O Governo prepara-se para aprovar uma revisão profunda da Lei de Organização e Processo do Tribunal de Contas (LOPTC), introduzindo um novo regime de responsabilidade financeira para gestores públicos que os aproxima do sector privado. A principal alteração estabelece que estes dirigentes só poderão ser financeiramente sancionados perante o Estado em situações de dolo — isto é, intenção de prejudicar — ou de culpa grave, entendida como negligência grosseira. Até aqui, o enquadramento permitia uma responsabilização mais ampla.
Segundo o Público, a proposta deverá ser aprovada em Conselho de Ministros e poderá gerar tensão com a presidente do Tribunal de Contas (TdC), Filipa Urbano Calvão, que há pouco mais de um mês, numa entrevista à Lusa (3 de Março de 2026), defendeu que qualquer redução dos mecanismos de controlo prévio deveria ser acompanhada por um reforço da responsabilidade dos gestores públicos. A magistrada alertou que a eliminação de controlos prévios, sem medidas compensatórias, pode criar “um risco de relaxamento no cumprimento das regras legais”.
A revisão legislativa concretiza a intenção já anunciada pelo ministro da Reforma do Estado, Gonçalo Matias, de deixar de fazer do visto prévio do TdC a regra nos contratos públicos de valor igual ou superior a 750 mil euros — ou 950 mil euros, quando estejam em causa vários contratos interligados. O Executivo pretende transformar essa exigência numa exceção, estando ainda por definir o novo limiar de valor a partir do qual haverá fiscalização preventiva. Mesmo nos contratos de montante mais elevado, as entidades que adotem mecanismos reforçados de controlo interno poderão ficar dispensadas de visto prévio.
O ministro tem defendido que “há uma parte da demora da decisão pública — na contratação pública e das decisões — que depende do visto prévio do TdC”, argumento contestado por Filipa Urbano Calvão. A presidente do tribunal sublinha que, apesar de a lei prever um prazo de 30 dias úteis para decisão, o TdC tem emitido vistos prévios, em média, em 12 dias. Ainda assim, Gonçalo Matias considera existir “uma excessiva concentração do TdC na fase do visto prévio, que atrasa e condiciona os investimentos”, defendendo que a fiscalização deve ser sobretudo sucessiva e não anterior à prática dos atos. “Um tribunal fiscaliza atos que são praticados, não os antecipa. Não é próprio de um tribunal estar a condicionar a atividade da administração através de vistos prévios”, afirmou em entrevista ao Público a 3 de Outubro, apontando o modelo alemão como referência.

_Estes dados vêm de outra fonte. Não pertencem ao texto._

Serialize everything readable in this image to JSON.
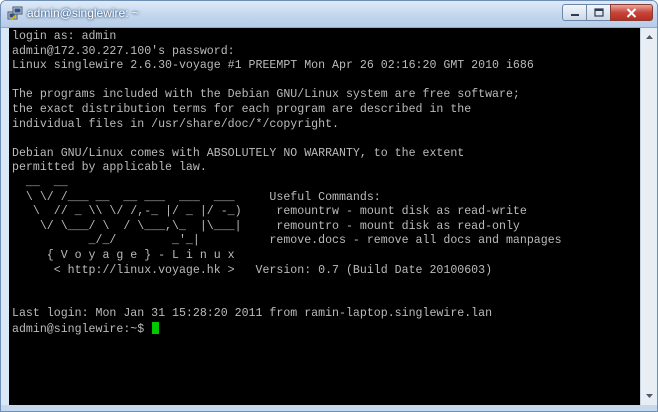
{
  "window": {
    "title": "admin@singlewire: ~"
  },
  "terminal": {
    "lines": [
      "login as: admin",
      "admin@172.30.227.100's password:",
      "Linux singlewire 2.6.30-voyage #1 PREEMPT Mon Apr 26 02:16:20 GMT 2010 i686",
      "",
      "The programs included with the Debian GNU/Linux system are free software;",
      "the exact distribution terms for each program are described in the",
      "individual files in /usr/share/doc/*/copyright.",
      "",
      "Debian GNU/Linux comes with ABSOLUTELY NO WARRANTY, to the extent",
      "permitted by applicable law.",
      "  __  __",
      "  \\ \\/ /___ __  __ ___  ___  ___     Useful Commands:",
      "   \\  // _ \\\\ \\/ /,-_ |/ _ |/ -_)     remountrw - mount disk as read-write",
      "    \\/ \\___/ \\  / \\___,\\_  |\\___|     remountro - mount disk as read-only",
      "           _/_/        _'_|          remove.docs - remove all docs and manpages",
      "     { V o y a g e } - L i n u x",
      "      < http://linux.voyage.hk >   Version: 0.7 (Build Date 20100603)",
      "",
      "",
      "Last login: Mon Jan 31 15:28:20 2011 from ramin-laptop.singlewire.lan"
    ],
    "prompt": "admin@singlewire:~$ "
  },
  "icons": {
    "app": "putty-icon",
    "minimize": "minimize-icon",
    "maximize": "maximize-icon",
    "close": "close-icon",
    "scroll_up": "scroll-up-arrow-icon",
    "scroll_down": "scroll-down-arrow-icon"
  },
  "colors": {
    "terminal_bg": "#000000",
    "terminal_fg": "#bbbbbb",
    "cursor": "#00c800",
    "close_button": "#c8453a",
    "titlebar": "#c3d6ee"
  }
}
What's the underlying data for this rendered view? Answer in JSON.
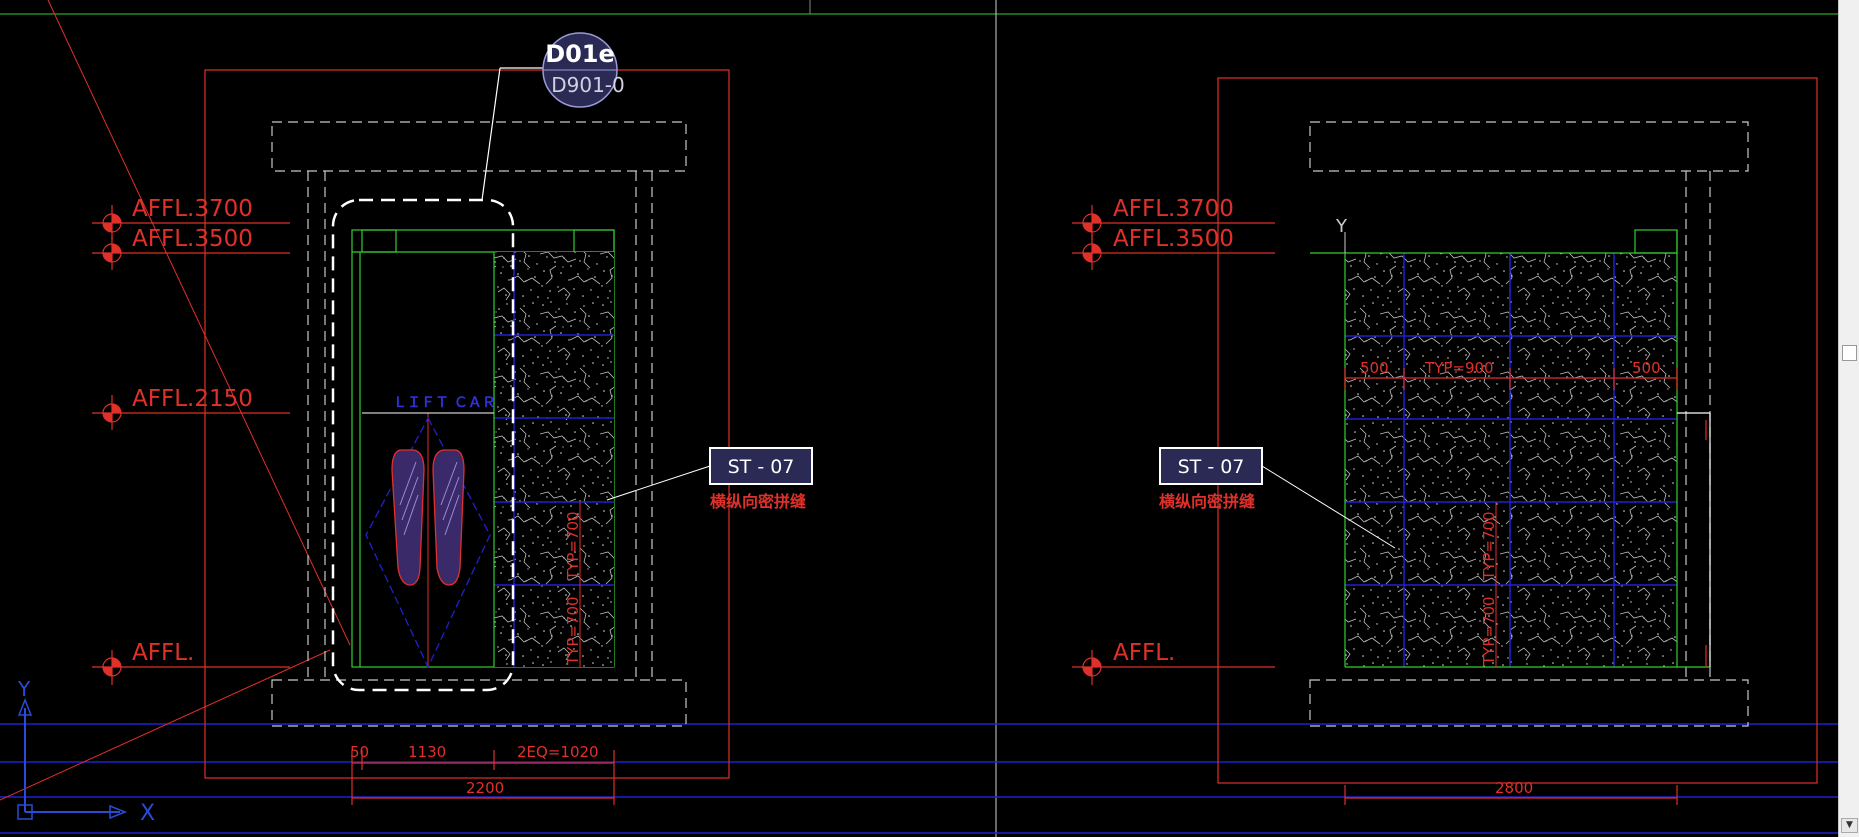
{
  "colors": {
    "background": "#000000",
    "outline_red": "#e0302a",
    "grid_blue": "#2020d0",
    "green": "#33cc33",
    "tag_fill": "#2a2a55"
  },
  "view_left": {
    "section_tag": {
      "code": "D01e",
      "ref": "D901-0"
    },
    "levels": [
      "AFFL.3700",
      "AFFL.3500",
      "AFFL.2150",
      "AFFL."
    ],
    "door_label": "ＬＩＦＴ ＣＡＲ",
    "material_tag": {
      "code": "ST - 07",
      "note": "横纵向密拼缝"
    },
    "dim_vertical": "TYP=700",
    "dims_bottom": [
      "50",
      "1130",
      "2EQ=1020",
      "2200"
    ]
  },
  "view_right": {
    "levels": [
      "AFFL.3700",
      "AFFL.3500",
      "AFFL."
    ],
    "material_tag": {
      "code": "ST - 07",
      "note": "横纵向密拼缝"
    },
    "dims_top": [
      "500",
      "TYP=900",
      "500"
    ],
    "dim_vertical": "TYP=700",
    "dim_bottom": "2800"
  },
  "ucs": {
    "x_label": "X",
    "y_label": "Y"
  },
  "ucs_right_y": "Y",
  "scrollbar": {
    "up": "▲",
    "down": "▼"
  }
}
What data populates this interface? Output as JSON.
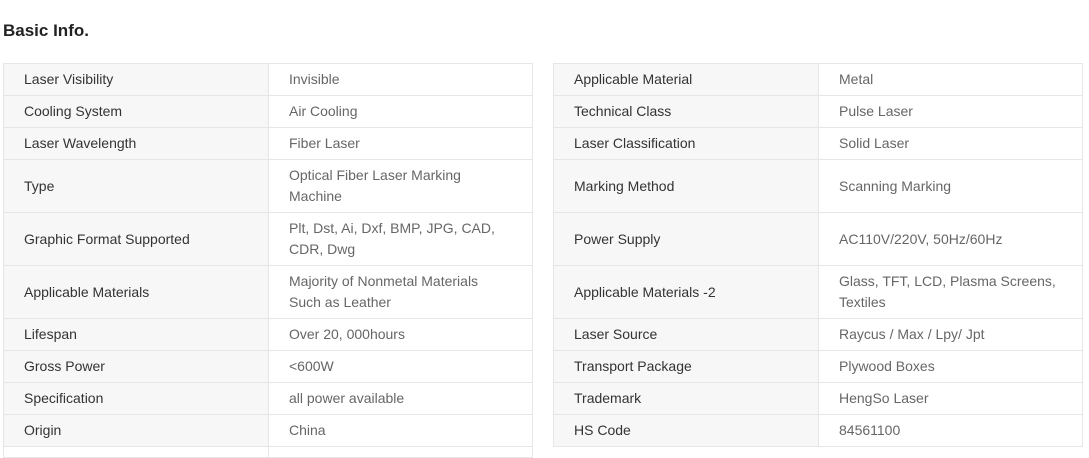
{
  "section": {
    "title": "Basic Info."
  },
  "left_table": [
    {
      "label": "Laser Visibility",
      "value": "Invisible"
    },
    {
      "label": "Cooling System",
      "value": "Air Cooling"
    },
    {
      "label": "Laser Wavelength",
      "value": "Fiber Laser"
    },
    {
      "label": "Type",
      "value": "Optical Fiber Laser Marking Machine"
    },
    {
      "label": "Graphic Format Supported",
      "value": "Plt, Dst, Ai, Dxf, BMP, JPG, CAD, CDR, Dwg"
    },
    {
      "label": "Applicable Materials",
      "value": "Majority of Nonmetal Materials Such as Leather"
    },
    {
      "label": "Lifespan",
      "value": "Over 20, 000hours"
    },
    {
      "label": "Gross Power",
      "value": "<600W"
    },
    {
      "label": "Specification",
      "value": "all power available"
    },
    {
      "label": "Origin",
      "value": "China"
    }
  ],
  "right_table": [
    {
      "label": "Applicable Material",
      "value": "Metal"
    },
    {
      "label": "Technical Class",
      "value": "Pulse Laser"
    },
    {
      "label": "Laser Classification",
      "value": "Solid Laser"
    },
    {
      "label": "Marking Method",
      "value": "Scanning Marking"
    },
    {
      "label": "Power Supply",
      "value": "AC110V/220V, 50Hz/60Hz"
    },
    {
      "label": "Applicable Materials -2",
      "value": "Glass, TFT, LCD, Plasma Screens, Textiles"
    },
    {
      "label": "Laser Source",
      "value": "Raycus / Max / Lpy/ Jpt"
    },
    {
      "label": "Transport Package",
      "value": "Plywood Boxes"
    },
    {
      "label": "Trademark",
      "value": "HengSo Laser"
    },
    {
      "label": "HS Code",
      "value": "84561100"
    }
  ]
}
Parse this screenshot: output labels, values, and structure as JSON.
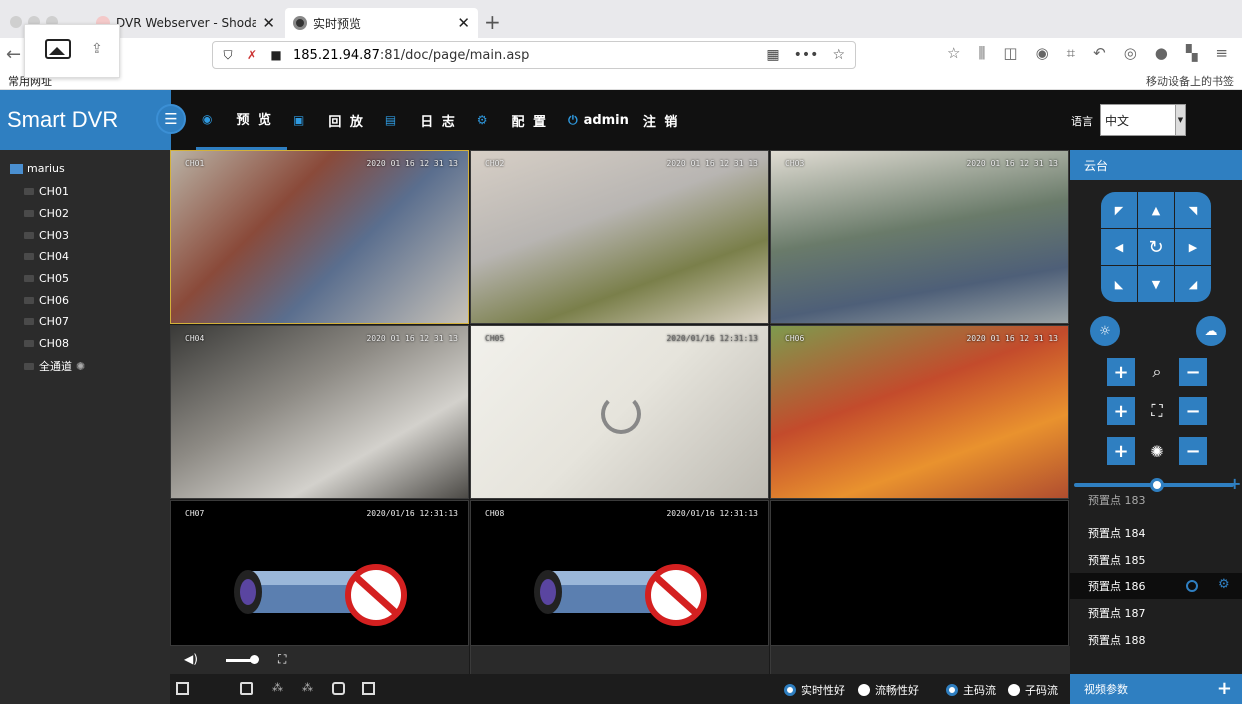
{
  "browser": {
    "tabs": [
      {
        "label": "DVR Webserver - Shodan Search"
      },
      {
        "label": "实时预览"
      }
    ],
    "url_host": "185.21.94.87",
    "url_path": ":81/doc/page/main.asp",
    "bookmarks_left": "常用网址",
    "bookmarks_right": "移动设备上的书签"
  },
  "app": {
    "brand": "Smart DVR",
    "menu": [
      {
        "label": "预 览",
        "icon": "eye-icon",
        "active": true
      },
      {
        "label": "回 放",
        "icon": "play-icon"
      },
      {
        "label": "日 志",
        "icon": "log-icon"
      },
      {
        "label": "配 置",
        "icon": "gear-icon"
      },
      {
        "label": "admin",
        "icon": "power-icon"
      },
      {
        "label": "注 销"
      }
    ],
    "language_label": "语言",
    "language_value": "中文"
  },
  "sidebar": {
    "root": "marius",
    "channels": [
      "CH01",
      "CH02",
      "CH03",
      "CH04",
      "CH05",
      "CH06",
      "CH07",
      "CH08"
    ],
    "all_channels": "全通道"
  },
  "grid": {
    "cells": [
      {
        "label": "CH01",
        "timestamp": "2020 01 16 12 31 13",
        "state": "video"
      },
      {
        "label": "CH02",
        "timestamp": "2020 01 16 12 31 13",
        "state": "video"
      },
      {
        "label": "CH03",
        "timestamp": "2020 01 16 12 31 13",
        "state": "video"
      },
      {
        "label": "CH04",
        "timestamp": "2020 01 16 12 31 13",
        "state": "video"
      },
      {
        "label": "CH05",
        "timestamp": "2020/01/16 12:31:13",
        "state": "loading"
      },
      {
        "label": "CH06",
        "timestamp": "2020 01 16 12 31 13",
        "state": "video"
      },
      {
        "label": "CH07",
        "timestamp": "2020/01/16 12:31:13",
        "state": "no-camera"
      },
      {
        "label": "CH08",
        "timestamp": "2020/01/16 12:31:13",
        "state": "no-camera"
      },
      {
        "label": "",
        "timestamp": "",
        "state": "empty"
      }
    ]
  },
  "bottom": {
    "options": [
      {
        "label": "实时性好",
        "selected": true
      },
      {
        "label": "流畅性好",
        "selected": false
      },
      {
        "label": "主码流",
        "selected": true
      },
      {
        "label": "子码流",
        "selected": false
      }
    ]
  },
  "ptz": {
    "title": "云台",
    "presets": [
      "预置点 183",
      "预置点 184",
      "预置点 185",
      "预置点 186",
      "预置点 187",
      "预置点 188"
    ],
    "active_preset_index": 3,
    "video_params": "视频参数"
  },
  "colors": {
    "accent": "#2f7fc1",
    "topbar": "#111111",
    "panel": "#2b2b2b"
  }
}
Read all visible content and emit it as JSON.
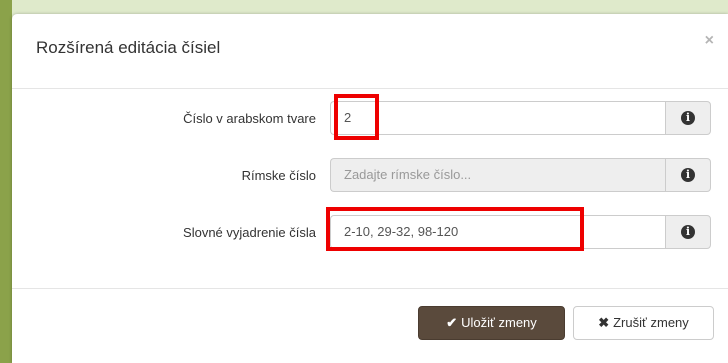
{
  "dialog": {
    "title": "Rozšírená editácia čísiel",
    "close_icon": "×"
  },
  "form": {
    "rows": [
      {
        "label": "Číslo v arabskom tvare",
        "value": "2",
        "placeholder": "",
        "disabled": false,
        "icon": "info-icon"
      },
      {
        "label": "Rímske číslo",
        "value": "",
        "placeholder": "Zadajte rímske číslo...",
        "disabled": true,
        "icon": "info-icon"
      },
      {
        "label": "Slovné vyjadrenie čísla",
        "value": "2-10, 29-32, 98-120",
        "placeholder": "",
        "disabled": false,
        "icon": "info-icon"
      }
    ],
    "info_glyph": "i"
  },
  "footer": {
    "save_label": "Uložiť zmeny",
    "save_icon": "✔",
    "cancel_label": "Zrušiť zmeny",
    "cancel_icon": "✖"
  },
  "colors": {
    "page_bg": "#dfeacb",
    "frame_border": "#8ba24a",
    "highlight": "#ee0000",
    "save_button": "#5a4a3c"
  }
}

A proposta surge num contexto em que já existem exceções à fiscalização preventiva, nomeadamente em contratos de arrendamento, fornecimento de água, gás e eletricidade, serviços de limpeza e assistência técnica. Acresce que, nos últimos anos, foi criado e sucessivamente alargado um regime especial de fiscalização para projetos financiados por fundos europeus, com o objetivo de acelerar a execução das verbas do Plano de Recuperação e Resiliência. Tanto Filipa Urbano Calvão como o ex-presidente do TdC Vítor Caldeira já admitiram que o visto prévio poderia ser reservado a contratos de valor muito elevado — acima de cinco milhões de euros — ou de longa duração, como as parcerias público-privadas, alertando, contudo, que uma subida excessiva dos limiares equivaleria, na prática, a eliminar uma “barreira de segurança” do sistema.
Assente numa lógica que o Executivo descreve como modelo de “confiança”, a reforma pretende também acelerar decisões, reduzir burocracia e tornar mais atrativos os cargos de gestão pública. O Governo considera que o actual regime de responsabilidade financeira é desproporcional e pode afastar profissionais qualificados, além de gerar retração na tomada de decisão. A nova filosofia substitui a responsabilização automática por um princípio de gestão sã e prudente, segundo o qual as decisões devem ser avaliadas pela qualidade do processo e pela informação disponível à data, e não apenas pelos resultados alcançados. Assim, o gestor público só será chamado a indemnizar o Estado quando se conclua que atuou de forma intencional, imprudente ou com negligência grave.